Omicron VOC co-occurrence and EWAD spanning 8/15/21 to 3/20/22 (A) Time line plot showing average cumulative co-occurrence over time for combined Alpha, Beta, Gamma, and Omicron VOC defining mutations (Delta is out of range with values near 1M and is therefore omitted). (B) EWAD plot for combined Omicron where mean $\overline{FR}$ residuals (blue line with 95% confidence interval, gray shade) for Omicron signature mutations computed weekly along the selected time intervals. The baseline for EWAD is set to 0 ± 0.05 by empirical randomization (dashed red line at 0; details as in Figure 6).

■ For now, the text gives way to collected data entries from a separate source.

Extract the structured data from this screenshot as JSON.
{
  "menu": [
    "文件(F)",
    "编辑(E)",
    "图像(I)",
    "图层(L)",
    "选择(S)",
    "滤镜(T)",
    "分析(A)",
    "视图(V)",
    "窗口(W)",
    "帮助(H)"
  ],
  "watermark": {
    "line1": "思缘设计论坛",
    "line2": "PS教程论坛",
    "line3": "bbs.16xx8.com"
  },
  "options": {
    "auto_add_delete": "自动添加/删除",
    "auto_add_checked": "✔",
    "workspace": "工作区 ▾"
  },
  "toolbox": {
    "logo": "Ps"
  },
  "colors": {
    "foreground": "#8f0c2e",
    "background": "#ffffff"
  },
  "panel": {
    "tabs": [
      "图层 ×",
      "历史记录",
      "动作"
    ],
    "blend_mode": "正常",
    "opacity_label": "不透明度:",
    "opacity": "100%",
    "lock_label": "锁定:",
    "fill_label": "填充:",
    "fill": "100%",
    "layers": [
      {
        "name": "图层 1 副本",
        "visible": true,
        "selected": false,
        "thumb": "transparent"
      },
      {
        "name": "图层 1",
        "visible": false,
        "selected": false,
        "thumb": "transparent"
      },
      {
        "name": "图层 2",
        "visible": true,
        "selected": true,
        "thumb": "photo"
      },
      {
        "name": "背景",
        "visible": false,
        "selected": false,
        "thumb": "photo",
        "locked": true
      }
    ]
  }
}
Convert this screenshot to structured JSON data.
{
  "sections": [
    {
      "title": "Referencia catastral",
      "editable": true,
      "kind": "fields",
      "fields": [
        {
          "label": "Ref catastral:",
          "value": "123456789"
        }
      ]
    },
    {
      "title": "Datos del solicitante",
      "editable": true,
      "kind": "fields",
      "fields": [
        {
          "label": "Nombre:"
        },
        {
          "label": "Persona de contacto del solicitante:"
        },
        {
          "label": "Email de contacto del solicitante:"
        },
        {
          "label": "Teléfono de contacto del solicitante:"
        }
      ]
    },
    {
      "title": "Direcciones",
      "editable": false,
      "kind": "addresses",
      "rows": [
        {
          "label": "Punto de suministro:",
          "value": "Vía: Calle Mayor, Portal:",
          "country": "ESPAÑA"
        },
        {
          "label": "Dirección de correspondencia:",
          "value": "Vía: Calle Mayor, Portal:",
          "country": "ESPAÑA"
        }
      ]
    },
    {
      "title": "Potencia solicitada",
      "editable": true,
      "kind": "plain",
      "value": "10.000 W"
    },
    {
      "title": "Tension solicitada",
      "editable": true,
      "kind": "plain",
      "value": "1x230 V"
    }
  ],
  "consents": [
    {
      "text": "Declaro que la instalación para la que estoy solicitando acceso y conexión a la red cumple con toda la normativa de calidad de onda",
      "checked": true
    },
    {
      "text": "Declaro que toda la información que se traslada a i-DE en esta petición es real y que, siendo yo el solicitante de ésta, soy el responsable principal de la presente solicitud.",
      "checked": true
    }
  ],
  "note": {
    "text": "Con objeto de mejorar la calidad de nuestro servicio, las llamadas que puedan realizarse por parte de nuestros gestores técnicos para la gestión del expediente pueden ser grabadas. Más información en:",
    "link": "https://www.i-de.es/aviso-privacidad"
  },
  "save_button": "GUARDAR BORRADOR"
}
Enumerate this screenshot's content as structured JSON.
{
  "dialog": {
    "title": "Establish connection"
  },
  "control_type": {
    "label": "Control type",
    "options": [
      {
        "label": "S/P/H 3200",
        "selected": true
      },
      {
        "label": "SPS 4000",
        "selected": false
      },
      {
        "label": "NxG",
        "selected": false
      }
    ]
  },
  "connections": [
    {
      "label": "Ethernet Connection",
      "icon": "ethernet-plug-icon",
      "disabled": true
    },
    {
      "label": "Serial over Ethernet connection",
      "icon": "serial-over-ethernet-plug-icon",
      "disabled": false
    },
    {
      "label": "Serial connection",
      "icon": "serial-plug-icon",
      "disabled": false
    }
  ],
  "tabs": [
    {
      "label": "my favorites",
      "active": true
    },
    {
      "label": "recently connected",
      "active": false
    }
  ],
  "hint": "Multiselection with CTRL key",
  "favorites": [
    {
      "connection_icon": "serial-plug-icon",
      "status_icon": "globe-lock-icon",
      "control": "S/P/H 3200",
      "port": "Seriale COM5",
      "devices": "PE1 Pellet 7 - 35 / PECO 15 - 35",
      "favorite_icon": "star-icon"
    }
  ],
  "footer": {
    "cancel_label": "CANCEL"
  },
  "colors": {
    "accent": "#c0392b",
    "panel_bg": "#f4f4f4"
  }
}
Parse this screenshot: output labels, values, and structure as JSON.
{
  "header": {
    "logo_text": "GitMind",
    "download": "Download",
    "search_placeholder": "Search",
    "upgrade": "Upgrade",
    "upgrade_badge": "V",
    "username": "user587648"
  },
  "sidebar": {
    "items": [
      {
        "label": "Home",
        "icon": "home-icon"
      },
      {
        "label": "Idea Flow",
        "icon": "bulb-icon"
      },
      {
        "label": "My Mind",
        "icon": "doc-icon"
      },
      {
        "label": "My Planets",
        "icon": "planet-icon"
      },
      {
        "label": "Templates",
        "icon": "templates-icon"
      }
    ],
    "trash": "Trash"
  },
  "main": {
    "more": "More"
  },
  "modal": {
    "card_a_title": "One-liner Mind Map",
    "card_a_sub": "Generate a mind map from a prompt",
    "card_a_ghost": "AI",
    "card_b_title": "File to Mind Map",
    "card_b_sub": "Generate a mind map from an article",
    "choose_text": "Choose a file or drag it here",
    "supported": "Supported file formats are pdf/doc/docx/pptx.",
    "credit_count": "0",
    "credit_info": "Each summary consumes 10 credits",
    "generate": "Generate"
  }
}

Alert levels defined as in Figure 6. (C) Time line plot showing average cumulative co-occurrence over time for Omicron 1.1.529 and sub-lineages BA.1 and BA.2 for defining mutations. (D and E) Omicron sub-lineages BA.1 and BA.2 sub-lineages with co-occurrence over time and EWAD analysis between 1/17/22 and 3/20/22. EWAD plots for BA.1 and E. BA.2 where mean of $\overline{FR}$ residuals (blue line; 95% confidence interval, gray shade) signature mutations computed weekly along the selected time interval. The baseline for EWAD is set to 0 ± 0.05 by empirical randomization (dashed red line at 0; details as in Figure 6). PAL defined as in Figure 6.

Figure 8

Flow diagram for modeling EWAD and performance using GP Starting from the GP-based predicted allele phenotype landscape for each VOC (leftmost panel) in combination with the co-occurrences at different time points (second panel from left), GP residuals can be calculated to assign PAL1 and PAL2 danger alerts (third panel from left) predicting the host-pathogen responses weeks to months ahead of the official WHO VOC assignation. The performance characteristics in terms of impact on VOC pandemic features can be estimated by the position of the mean $\overline{FR}$ residuals below or above baseline (dotted line). Shown as an example is the result for Omicron emergence (Figure 7B).